Alina Talay and Cindy Roleder at the Beijing World Championships

“At the competition we’re rivals but in our daily lives we’re friends,” she says. “It’s cool to push each other and see what others do, what kind of technique they use and it’s helped me to train myself.”

Talay has also quietly been working on behalf of her peers as part of the IAAF Athletes Commission, which she had been involved with since 2016 before stepping aside in recent weeks due to family commitments. “It’s been two great years where we could really make our voices heard,” she says. “It was cool and I really hope in the future it will be even better. It would be really nice to see track and field among the most popular sports in the world because right now we’re changing.”

Berlin Bound

To date, Talay has won two European indoor gold medals, one world outdoor bronze, one world indoor bronze, and European outdoor gold and silver. 

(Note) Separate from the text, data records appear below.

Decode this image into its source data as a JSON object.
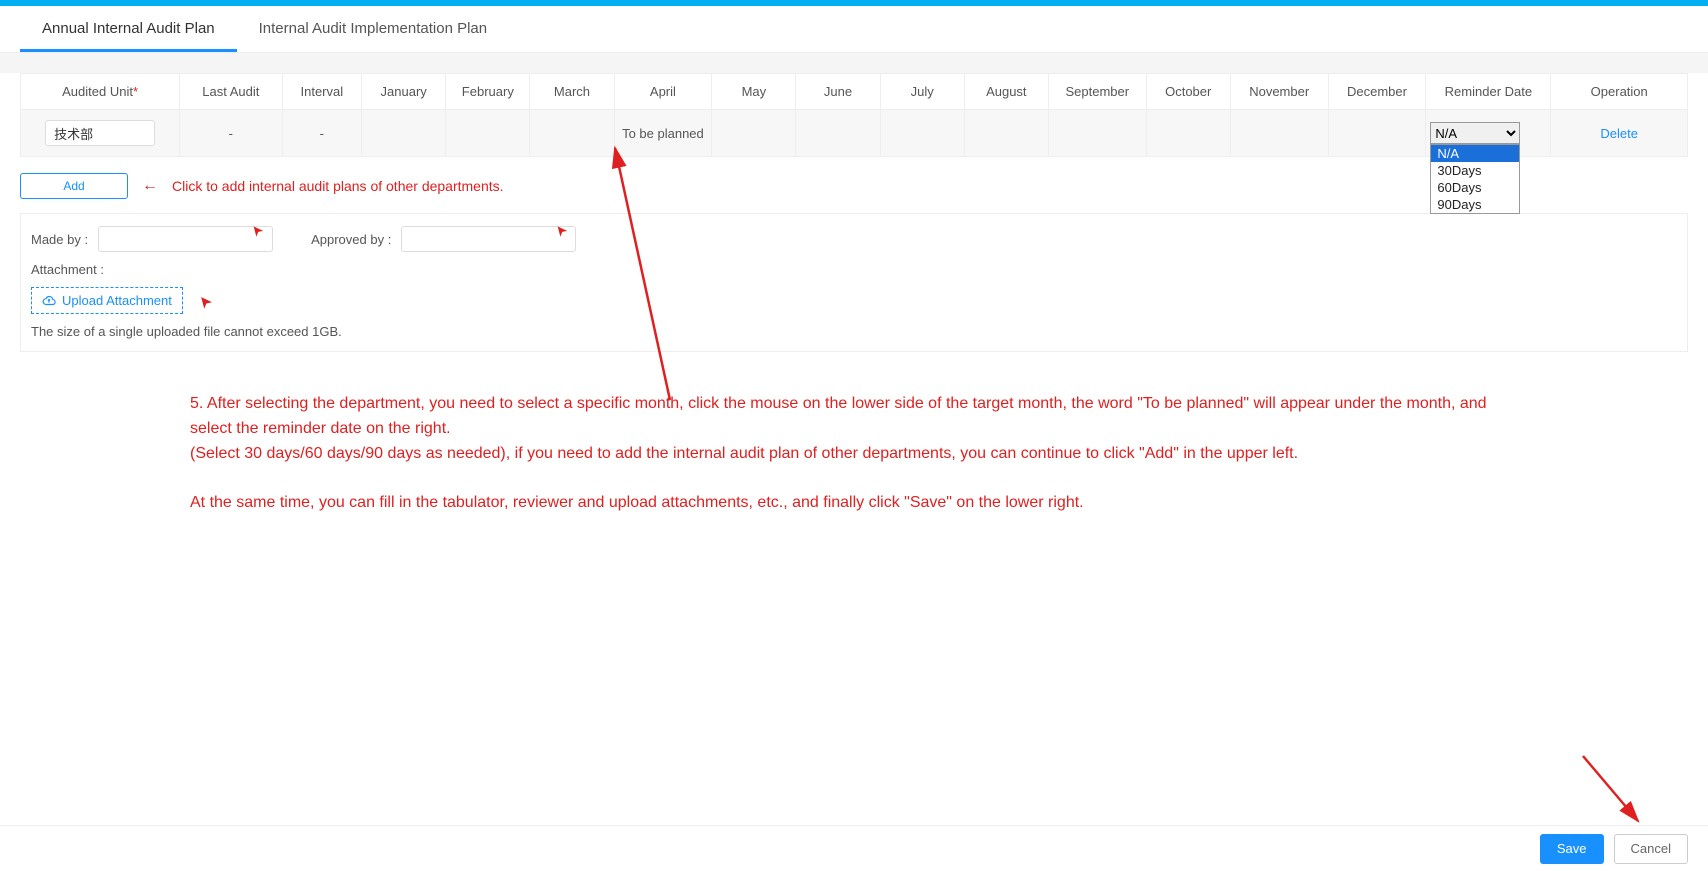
{
  "tabs": {
    "annual": "Annual Internal Audit Plan",
    "implementation": "Internal Audit Implementation Plan"
  },
  "table": {
    "headers": {
      "audited_unit": "Audited Unit",
      "last_audit": "Last Audit",
      "interval": "Interval",
      "m1": "January",
      "m2": "February",
      "m3": "March",
      "m4": "April",
      "m5": "May",
      "m6": "June",
      "m7": "July",
      "m8": "August",
      "m9": "September",
      "m10": "October",
      "m11": "November",
      "m12": "December",
      "reminder": "Reminder Date",
      "operation": "Operation"
    },
    "row": {
      "unit_value": "技术部",
      "last_audit": "-",
      "interval": "-",
      "april_status": "To be planned",
      "reminder_selected": "N/A",
      "reminder_options": {
        "na": "N/A",
        "d30": "30Days",
        "d60": "60Days",
        "d90": "90Days"
      },
      "delete_label": "Delete"
    }
  },
  "add": {
    "label": "Add",
    "hint": "Click to add internal audit plans of other departments."
  },
  "form": {
    "made_by_label": "Made by :",
    "approved_by_label": "Approved by :",
    "attachment_label": "Attachment :",
    "upload_label": "Upload Attachment",
    "size_hint": "The size of a single uploaded file cannot exceed 1GB."
  },
  "instructions": {
    "p1": "5. After selecting the department, you need to select a specific month, click the mouse on the lower side of the target month, the word \"To be planned\" will appear under the month, and select the reminder date on the right.",
    "p2": "(Select 30 days/60 days/90 days as needed), if you need to add the internal audit plan of other departments, you can continue to click \"Add\" in the upper left.",
    "p3": "At the same time, you can fill in the tabulator, reviewer and upload attachments, etc., and finally click \"Save\" on the lower right."
  },
  "footer": {
    "save": "Save",
    "cancel": "Cancel"
  }
}
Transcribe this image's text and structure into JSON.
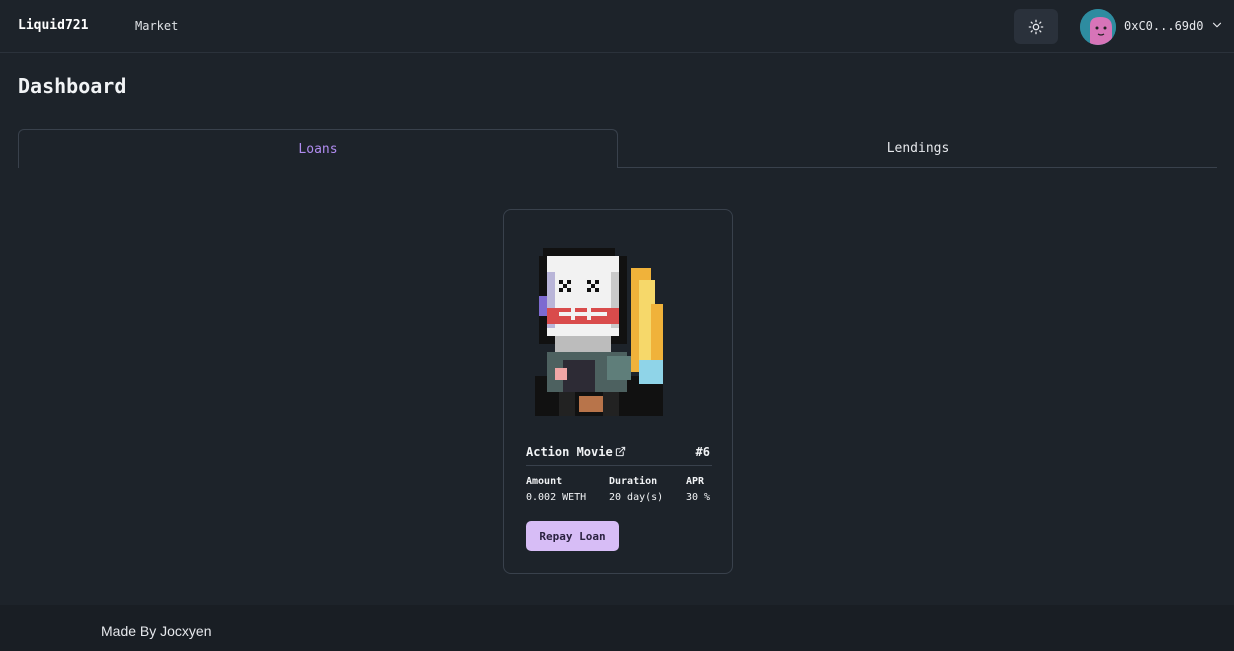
{
  "navbar": {
    "brand": "Liquid721",
    "links": [
      "Market"
    ],
    "theme_icon": "sun-icon",
    "wallet_address": "0xC0...69d0",
    "wallet_menu_icon": "chevron-down-icon"
  },
  "page": {
    "title": "Dashboard"
  },
  "tabs": [
    {
      "label": "Loans",
      "active": true
    },
    {
      "label": "Lendings",
      "active": false
    }
  ],
  "loan_card": {
    "name": "Action Movie",
    "link_icon": "external-link-icon",
    "token_id": "#6",
    "stats": [
      {
        "label": "Amount",
        "value": "0.002 WETH"
      },
      {
        "label": "Duration",
        "value": "20 day(s)"
      },
      {
        "label": "APR",
        "value": "30 %"
      }
    ],
    "action_label": "Repay Loan"
  },
  "footer": {
    "text": "Made By Jocxyen"
  },
  "colors": {
    "background": "#1d232a",
    "accent": "#b08cf0",
    "button": "#d7bdf6",
    "footer": "#191e24"
  }
}
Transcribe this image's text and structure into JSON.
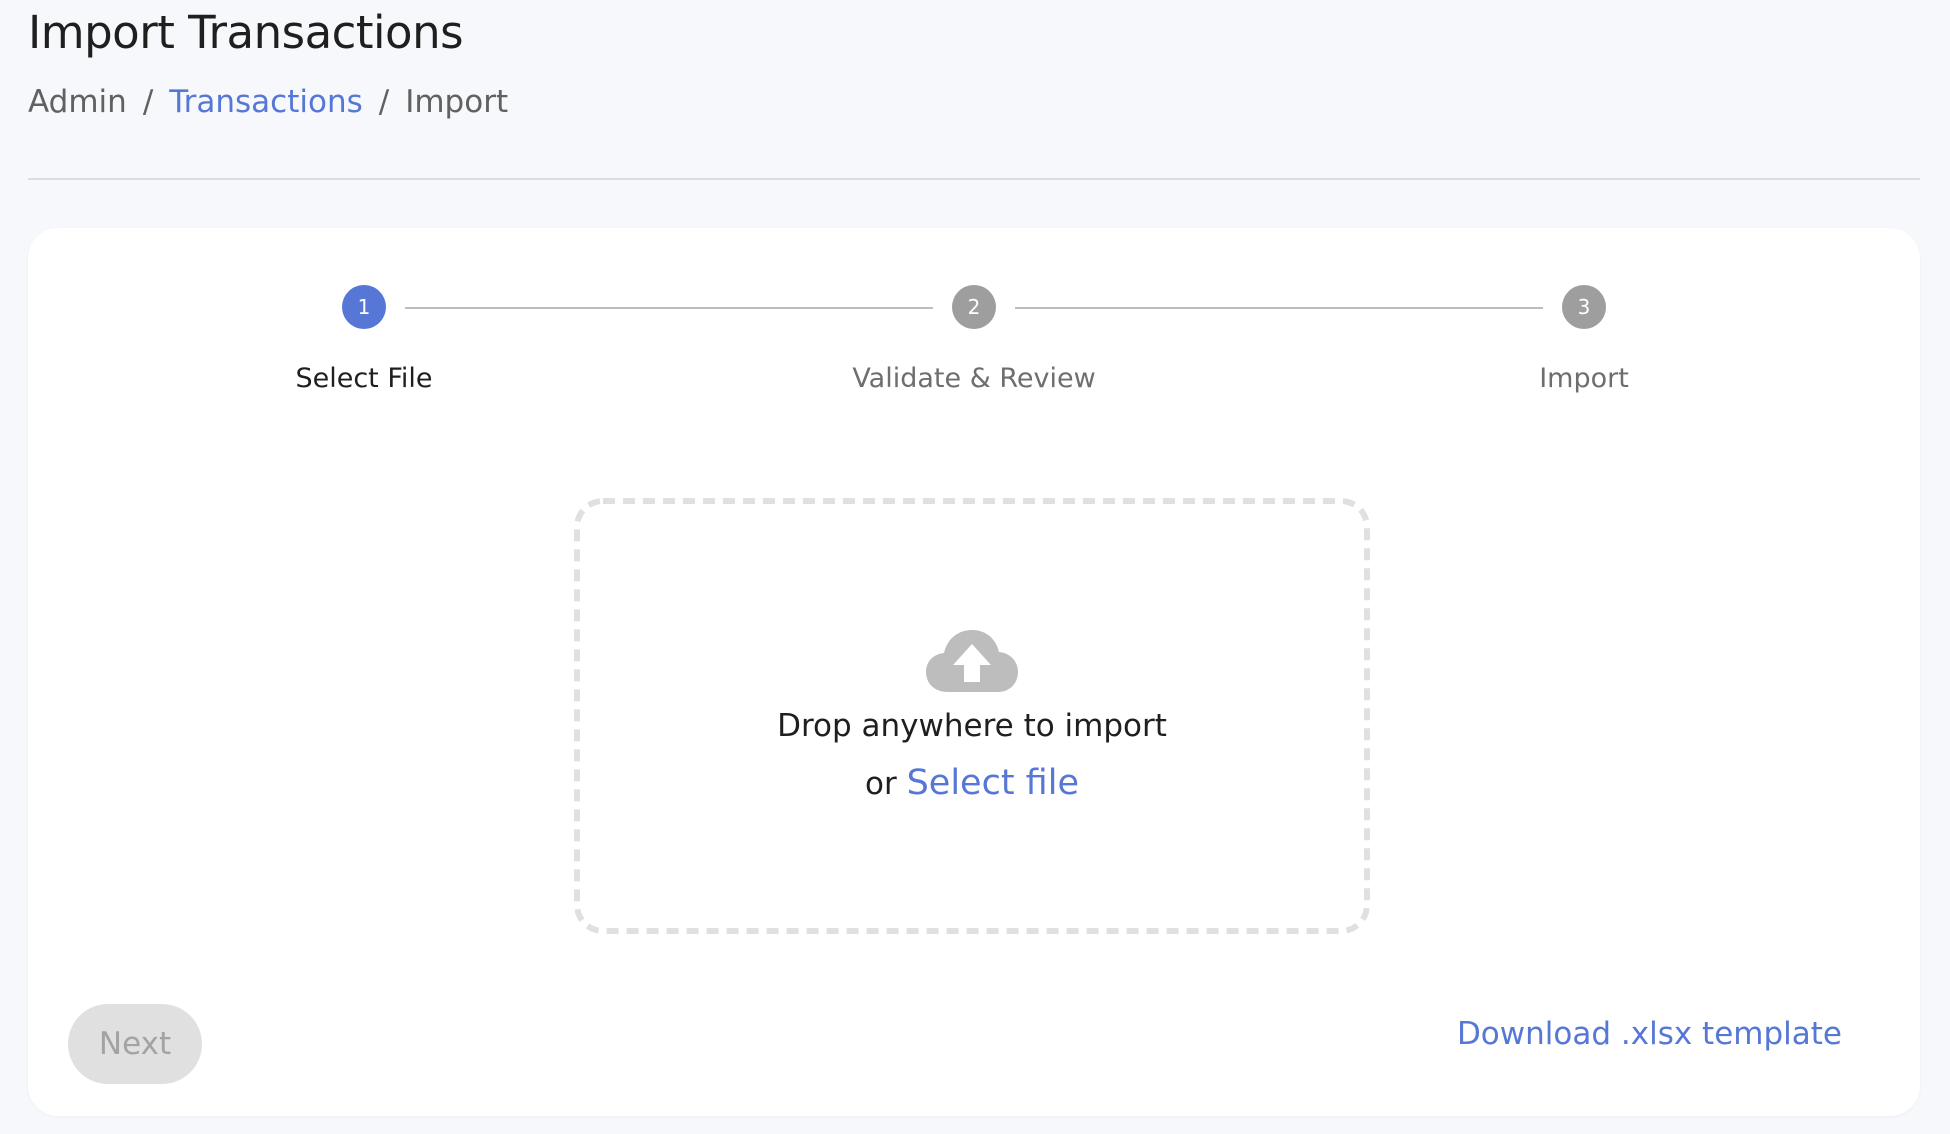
{
  "header": {
    "title": "Import Transactions",
    "breadcrumb": [
      {
        "label": "Admin",
        "link": false
      },
      {
        "label": "Transactions",
        "link": true
      },
      {
        "label": "Import",
        "link": false
      }
    ],
    "separator": "/"
  },
  "stepper": {
    "current_step": 1,
    "steps": [
      {
        "number": "1",
        "label": "Select File",
        "state": "active"
      },
      {
        "number": "2",
        "label": "Validate & Review",
        "state": "inactive"
      },
      {
        "number": "3",
        "label": "Import",
        "state": "inactive"
      }
    ]
  },
  "dropzone": {
    "icon": "cloud-upload-icon",
    "primary_text": "Drop anywhere to import",
    "or_text": "or",
    "select_link": "Select file"
  },
  "footer": {
    "next_label": "Next",
    "next_disabled": true,
    "download_link": "Download .xlsx template"
  },
  "colors": {
    "accent": "#5677d6",
    "inactive_step": "#9e9e9e",
    "disabled_button_bg": "#e0e0e0",
    "page_bg": "#f7f8fc"
  }
}
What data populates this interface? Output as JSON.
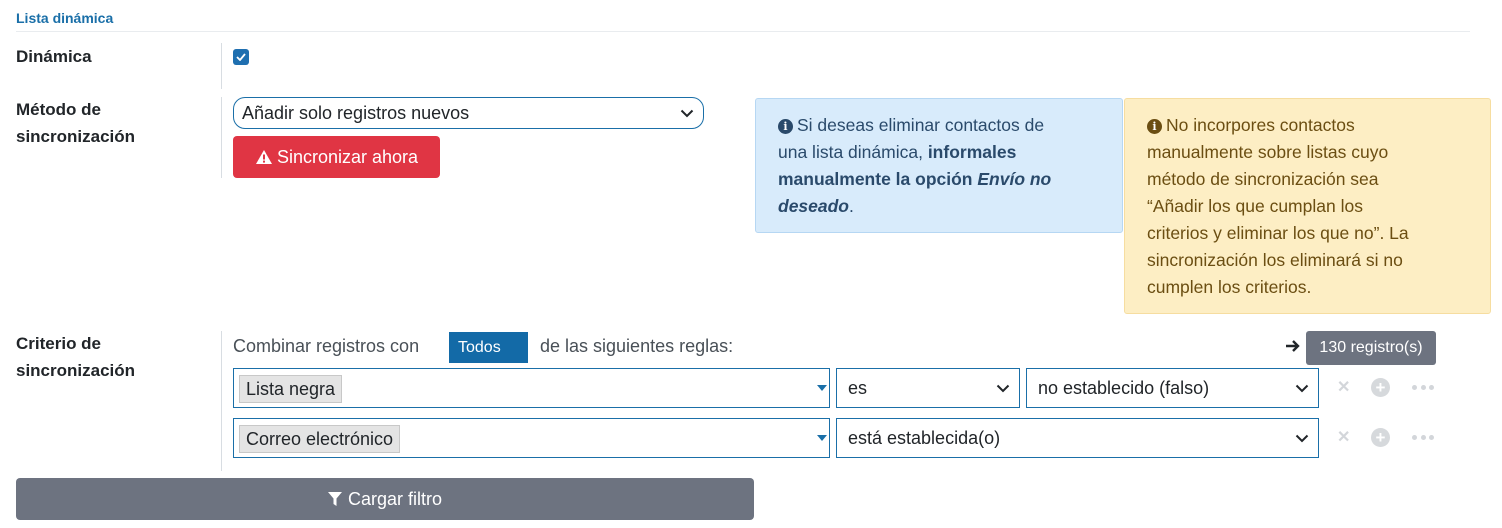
{
  "section": {
    "title": "Lista dinámica"
  },
  "dynamic": {
    "label": "Dinámica",
    "checked": true
  },
  "sync_method": {
    "label_line1": "Método de",
    "label_line2": "sincronización",
    "selected": "Añadir solo registros nuevos",
    "sync_button": "Sincronizar ahora"
  },
  "info_alert": {
    "line1": "Si deseas eliminar contactos de",
    "line2_a": "una lista dinámica, ",
    "line2_b": "informales",
    "line3_a": "manualmente la opción ",
    "line3_b": "Envío no",
    "line4_a": "deseado",
    "line4_b": "."
  },
  "warning_alert": {
    "line1": "No incorpores contactos",
    "line2": "manualmente sobre listas cuyo",
    "line3": "método de sincronización sea",
    "line4": "“Añadir los que cumplan los",
    "line5": "criterios y eliminar los que no”. La",
    "line6": "sincronización los eliminará si no",
    "line7": "cumplen los criterios."
  },
  "criteria": {
    "label_line1": "Criterio de",
    "label_line2": "sincronización",
    "combine_prefix": "Combinar registros con",
    "combine_value": "Todos",
    "combine_suffix": "de las siguientes reglas:",
    "record_count": "130 registro(s)",
    "rules": [
      {
        "field": "Lista negra",
        "operator": "es",
        "value": "no establecido (falso)"
      },
      {
        "field": "Correo electrónico",
        "operator": "está establecida(o)"
      }
    ],
    "load_filter_button": "Cargar filtro"
  },
  "icons": {
    "check": "check-icon",
    "warning": "exclamation-triangle-icon",
    "info": "info-circle-icon",
    "arrow": "arrow-right-icon",
    "remove": "times-icon",
    "add": "plus-circle-icon",
    "more": "ellipsis-icon",
    "filter": "filter-icon"
  },
  "colors": {
    "primary": "#1a6fa8",
    "danger": "#e03544",
    "secondary": "#6d7380",
    "info_bg": "#d8ebfb",
    "warning_bg": "#fdeec4"
  }
}
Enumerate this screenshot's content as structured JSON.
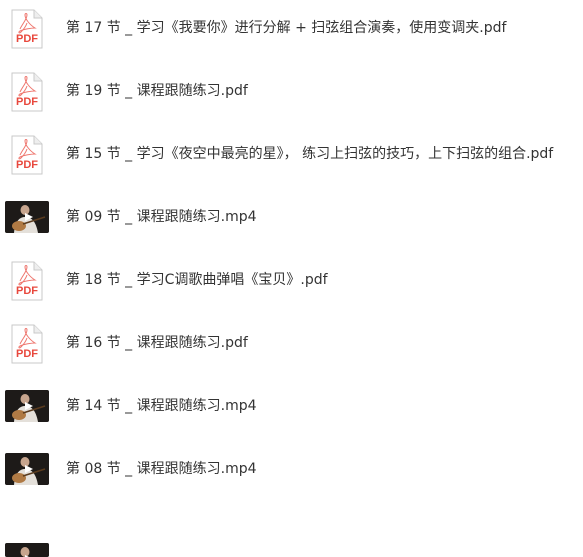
{
  "files": [
    {
      "name": "第 17 节 _ 学习《我要你》进行分解 + 扫弦组合演奏，使用变调夹.pdf",
      "type": "pdf",
      "icon": "pdf-file-icon"
    },
    {
      "name": "第 19 节 _ 课程跟随练习.pdf",
      "type": "pdf",
      "icon": "pdf-file-icon"
    },
    {
      "name": "第 15 节 _ 学习《夜空中最亮的星》， 练习上扫弦的技巧，上下扫弦的组合.pdf",
      "type": "pdf",
      "icon": "pdf-file-icon"
    },
    {
      "name": "第 09 节 _ 课程跟随练习.mp4",
      "type": "mp4",
      "icon": "video-thumbnail"
    },
    {
      "name": "第 18 节 _ 学习C调歌曲弹唱《宝贝》.pdf",
      "type": "pdf",
      "icon": "pdf-file-icon"
    },
    {
      "name": "第 16 节 _ 课程跟随练习.pdf",
      "type": "pdf",
      "icon": "pdf-file-icon"
    },
    {
      "name": "第 14 节 _ 课程跟随练习.mp4",
      "type": "mp4",
      "icon": "video-thumbnail"
    },
    {
      "name": "第 08 节 _ 课程跟随练习.mp4",
      "type": "mp4",
      "icon": "video-thumbnail"
    },
    {
      "name": "",
      "type": "mp4",
      "icon": "video-thumbnail"
    }
  ],
  "pdf_icon_label": "PDF",
  "colors": {
    "pdf_red": "#e8483d",
    "pdf_page": "#ffffff",
    "pdf_border": "#c9c9c9",
    "text": "#333333",
    "video_dark": "#1a1a1a"
  }
}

In August, she hopes to add to that collection at the European Championships in Berlin, the apex of her year. 

“I want to be the best, like every athlete,” she says. “I’ll try to show my best and make a good show in Berlin.”

The journey there will likely take her through IAAF Diamond League meetings in Rabat and London, and in between Talay will be busy studying her phone, scanning those videos, looking for fractions, inches. 

“Even in my best run, the 12.41, I can see a lot of mistakes,” she says. “Sometimes it’s a pain for my eyes to see my run. It’s like, ‘oh my God, what am I doing?’

"But it’s good, because I can improve in various parts and do even better.”